The initial police response was mixed, as some officers supported the protesters, while others tried to engage. Along with two helicopters, authorities used rubber bullets, tear gas, and horses, although at points officers were swarmed. Those wishing to avoid the violence decided to stay out of the way, with several videos showing ten to twenty officers simply texting or talking with protesters. Police were already overwhelmed since over 5,000 protesters arrived compared to the 1,300 officials on site, but the real issue came with the fact that many had been ordered just to stay in place coming directly from Mr. Torres. 

More footage of pro-Bolsonaro protesters in Brasília (AFP via Getty Images)

After a rapid switch-up in security by Lula, which placed Mr. Cappelli, one of his supporters, in charge of the district security forces, Brazilian army soldiers were able to arrive. Once they entered the capitol building, many of the protesters surrendered immediately, sitting down and starting to pray. Following the immediate arrest of 210 people, arrest warrants were also filed against both Mr. Torres and the district police chief for their inaction, as called for by the Brazilian Federal Public Defender (AGU). By the following morning, a total of 1,200 had been detained, while many hurried out with their possessions. 

Following the conclusion to the more physical events of January 8th, the Brazilian Supreme Court began investigating causes for prosecution; and, with Justice Alexandre de Moraes’ approval, former President Bolsonaro was also included in the investigation. At the time of the insurrection, Bolsonaro was in Florida prior to Lula’s inauguration, and quite similar to former U.S. President Trump, he left the capital. 

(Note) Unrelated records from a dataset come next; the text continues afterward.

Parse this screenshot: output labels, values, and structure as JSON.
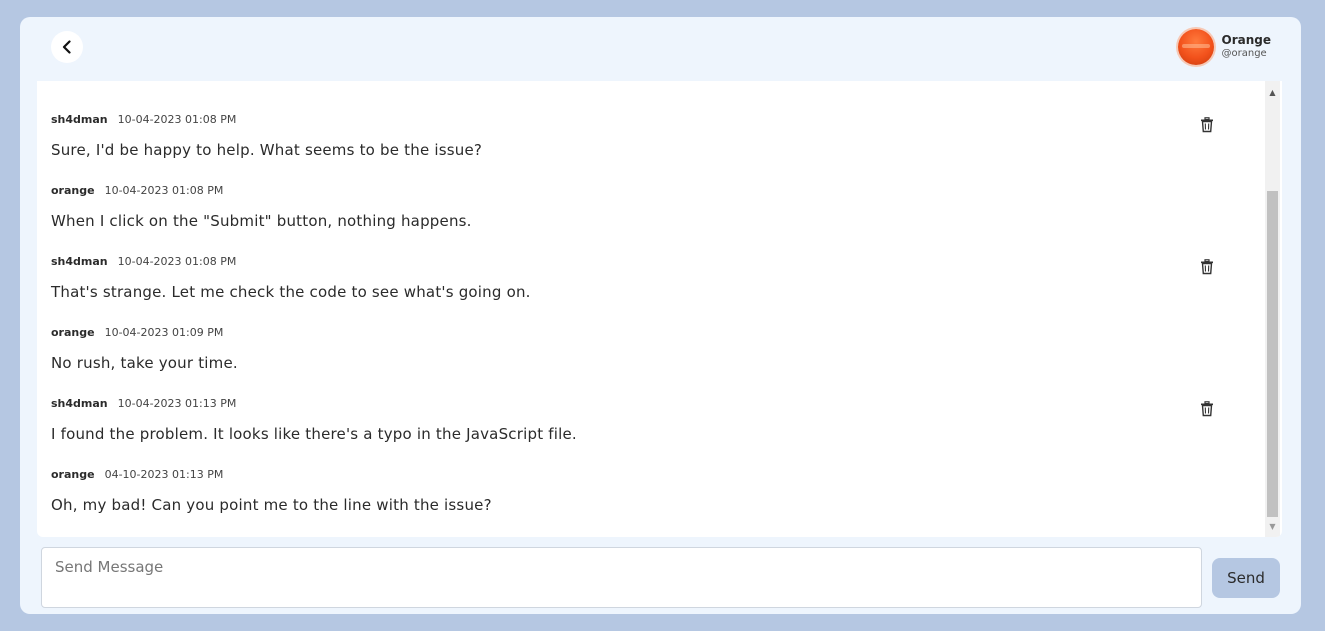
{
  "header": {
    "back_icon": "chevron-left-icon",
    "profile": {
      "name": "Orange",
      "handle": "@orange",
      "avatar_color": "#f2511b"
    }
  },
  "messages": [
    {
      "user": "sh4dman",
      "time": "10-04-2023 01:08 PM",
      "text": "Sure, I'd be happy to help. What seems to be the issue?",
      "deletable": true
    },
    {
      "user": "orange",
      "time": "10-04-2023 01:08 PM",
      "text": "When I click on the \"Submit\" button, nothing happens.",
      "deletable": false
    },
    {
      "user": "sh4dman",
      "time": "10-04-2023 01:08 PM",
      "text": "That's strange. Let me check the code to see what's going on.",
      "deletable": true
    },
    {
      "user": "orange",
      "time": "10-04-2023 01:09 PM",
      "text": "No rush, take your time.",
      "deletable": false
    },
    {
      "user": "sh4dman",
      "time": "10-04-2023 01:13 PM",
      "text": "I found the problem. It looks like there's a typo in the JavaScript file.",
      "deletable": true
    },
    {
      "user": "orange",
      "time": "04-10-2023 01:13 PM",
      "text": "Oh, my bad! Can you point me to the line with the issue?",
      "deletable": false
    }
  ],
  "composer": {
    "placeholder": "Send Message",
    "value": "",
    "send_label": "Send"
  },
  "colors": {
    "background": "#b5c7e2",
    "card": "#eef5fd",
    "send_button": "#b5c7e2"
  }
}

Many current officeholders in the Brazilian government denounced the events of January 8th, with Lower House President Arthur Lira posting on Twitter, “The National Congress has never denied a voice to those who want to demonstrate peacefully. But it will never give room for turmoil, destruction, and vandalism.” Other leaders are also asking for the identification and prosecution of those involved with the attack, including Valdemar Costa Neto, who is the current head of the right-wing Liberal party, and called January 8th a “sad day for the Brazilian nation.” 

Lula and the Brazilian government were not alone in their strict condemnation of forces attempting to upset the democratic process, as support was expressed internationally by world leaders. U.S. President Biden has stated that he looks forward to working with Lula’s administration moving into the future, along with issuing a message regarding democracy, tweeting, “Brazil’s democratic institutions have our full support and the will of the Brazilian people must not be undermined.” Other democracies have produced similar sentiments, with support for Lula and condemnation of Bolsenaro’s supporters at the riots coming from the Portuguese government, French President Macron, and Charles Michel, President of the European Council.